A Sea of Scales: Fishing and Region Formation between Sicily and Tunisia since World War II

Date/Time
Date(s) - 10/30/17
12:00 pm - 1:30 pm

Location
Northwestern University - Harris Hall

Hosted by
Northwestern University


New Directions Lecture: A Sea of Scales: Fishing and Region Formation between Sicily and Tunisia since World War II — Naor Ben-Yehoyada

Northwestern University

Monday, October 30, 2017 12:00 PM – 1:30 PM

This talk follows the Mediterranean’s resurfacing as a transnational region. Naor Ben-Yehoyada will show how Sicilian poaching in North African fishing grounds transformed transnational political action, imaginaries, and relations in the central Mediterranean: how Sicilians and Tunisians came to regard each other as related. Professor Ben-Yehoyada will recount this process from the deck of a fishing boat from the fleet of Mazara del Vallo in south-western Sicily. From the trawler’s deck, he will focus on Mazara’s turbulent mid-20th-century history: from a relatively unimportant viticulture town to a central scene in Fish Wars, irregular migration, a trans-Mediterranean gas pipeline, and the rising importance of the Mediterranean in Italian politics since the 1970s.
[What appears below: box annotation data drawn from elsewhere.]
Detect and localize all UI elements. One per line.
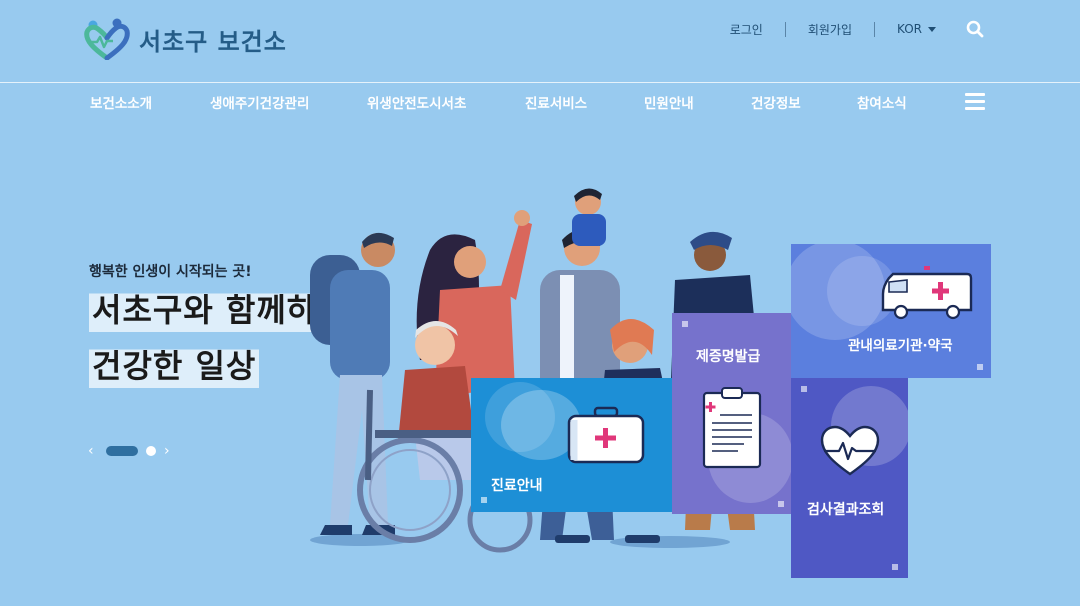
slider-controls: ‹ › [88, 444, 174, 458]
next-slide-arrow-icon[interactable]: › [164, 444, 174, 458]
nav-item-clinic-services[interactable]: 진료서비스 [525, 92, 587, 112]
nav-item-civil-service[interactable]: 민원안내 [644, 92, 694, 112]
tile-corner-marker [977, 364, 983, 370]
tile-corner-marker [892, 564, 898, 570]
main-navigation: 보건소소개 생애주기건강관리 위생안전도시서초 진료서비스 민원안내 건강정보 … [0, 84, 1080, 120]
search-icon[interactable] [966, 20, 984, 38]
language-label: KOR [897, 22, 922, 36]
nav-item-health-info[interactable]: 건강정보 [751, 92, 801, 112]
utility-menu: 로그인 회원가입 KOR [730, 20, 984, 38]
tile-clinic-guide-label: 진료안내 [491, 478, 543, 494]
tile-corner-marker [682, 321, 688, 327]
hamburger-menu-icon[interactable] [965, 93, 985, 110]
tile-medical-institutions-label: 관내의료기관·약국 [848, 338, 953, 354]
tile-certificate[interactable]: 제증명발급 [672, 313, 791, 514]
language-select[interactable]: KOR [897, 22, 936, 36]
nav-item-news[interactable]: 참여소식 [857, 92, 907, 112]
tile-certificate-label: 제증명발급 [696, 349, 761, 365]
caret-down-icon [928, 26, 936, 32]
tile-corner-marker [481, 497, 487, 503]
first-aid-kit-icon [567, 406, 645, 464]
logo[interactable]: 서초구 보건소 [83, 18, 287, 60]
tile-corner-marker [778, 501, 784, 507]
slide-indicator-active[interactable] [106, 446, 138, 456]
tile-corner-marker [801, 386, 807, 392]
divider [784, 21, 786, 37]
clipboard-document-icon [702, 387, 762, 469]
hero-title-line2: 건강한 일상 [89, 344, 260, 388]
nav-item-about[interactable]: 보건소소개 [90, 92, 152, 112]
divider [874, 21, 875, 37]
prev-slide-arrow-icon[interactable]: ‹ [88, 444, 98, 458]
nav-item-hygiene-safety[interactable]: 위생안전도시서초 [367, 92, 466, 112]
header: 서초구 보건소 로그인 회원가입 KOR [0, 0, 1080, 83]
tile-test-results[interactable]: 검사결과조회 [791, 378, 908, 578]
logo-heart-icon [84, 18, 130, 60]
nav-item-lifecycle-health[interactable]: 생애주기건강관리 [210, 92, 309, 112]
tile-test-results-label: 검사결과조회 [807, 502, 885, 518]
tile-clinic-guide[interactable]: 진료안내 [471, 378, 672, 512]
signup-link[interactable]: 회원가입 [808, 21, 852, 38]
login-link[interactable]: 로그인 [730, 21, 763, 38]
ambulance-icon [881, 266, 973, 320]
hero-subtitle: 행복한 인생이 시작되는 곳! [89, 264, 252, 280]
logo-text: 서초구 보건소 [139, 27, 287, 56]
heartbeat-heart-icon [820, 425, 880, 476]
tile-medical-institutions[interactable]: 관내의료기관·약국 [791, 244, 991, 378]
slide-indicator[interactable] [146, 446, 156, 456]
Naor Ben-Yehoyada is an assistant professor of anthropology at Columbia University. He specializes in maritime, political, and historical anthropology, specifically the maritime aspect of Israeli-Palestinian history and post-WWII region formation processes between Sicily and Tunisia. His book The Mediterranean Incarnate: Region Formation between Sicily and Tunisia since World War II was published by the University of Chicago Press in May 2017.

This lecture is part of the MENA program’s quarterly New Directions in Middle East and North African Studies series, which presents scholars from a range of disciplines taking new approaches to the study of the region.